In my experience, integration with products is not really that hard. I've used sqlite3 bindings in half a dozen languages over the years, and they are generally fairly robust.
I literally discovered this just the other day, the whole concept is extremely intriguing but it hasn't been updated in some time (I'm guessing some forks have been though).
Relatedly, it would be pretty cool to be able to build your own filesystem features as layers on each other (such as block-level compression or encryption, block-level forward-error correction, cache promote, striping or other redundancy etc.). A modular FS with pluggable (but also upgradable) components and some sort of structured feature-flag schema metadata, and a way to migrate between variations (such as switching to a different compression or encryption algorithm).

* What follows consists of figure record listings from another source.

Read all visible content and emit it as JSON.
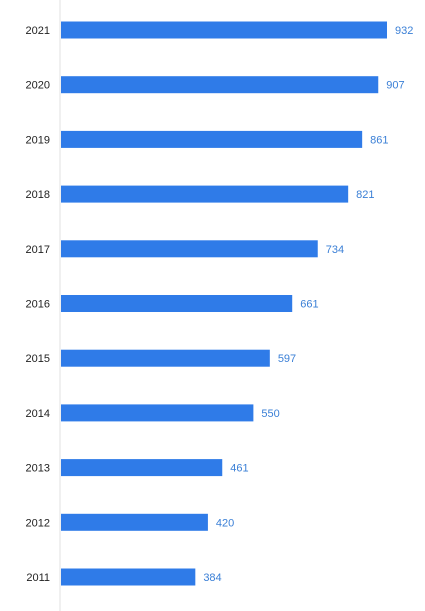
{
  "chart_data": {
    "type": "bar",
    "orientation": "horizontal",
    "categories": [
      "2021",
      "2020",
      "2019",
      "2018",
      "2017",
      "2016",
      "2015",
      "2014",
      "2013",
      "2012",
      "2011"
    ],
    "values": [
      932,
      907,
      861,
      821,
      734,
      661,
      597,
      550,
      461,
      420,
      384
    ],
    "value_labels": [
      "932",
      "907",
      "861",
      "821",
      "734",
      "661",
      "597",
      "550",
      "461",
      "420",
      "384"
    ],
    "title": "",
    "xlabel": "",
    "ylabel": "",
    "xlim": [
      0,
      932
    ],
    "grid": false,
    "legend": "none",
    "colors": {
      "bar": "#2f7be8",
      "value_label": "#3a7fd6",
      "category_label": "#222222",
      "axis_line": "#e0e0e0"
    }
  }
}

Some of what you're describing is in ZFS. E.g., it has multiple compression algorithms; you can create many datasets -- each of these is either a ZFS filesystem or a volume which can have another FS deployed to it, but with compression and encryption handled by the "host" ZFS.
You may also be interested in FreeBSD's GEOM subsystem for storage.
But a special kind of database, that is usually bad with a lot of small entries, especially if they don't have a hierarchy (many files in one folder). Most SQL or NoSQL databases are much better at organizing small "files".
File systems aren't relational databases, but more like NoSQL half a lifetime before it was cool. They're typically backed by the same data structures and solve the same problems.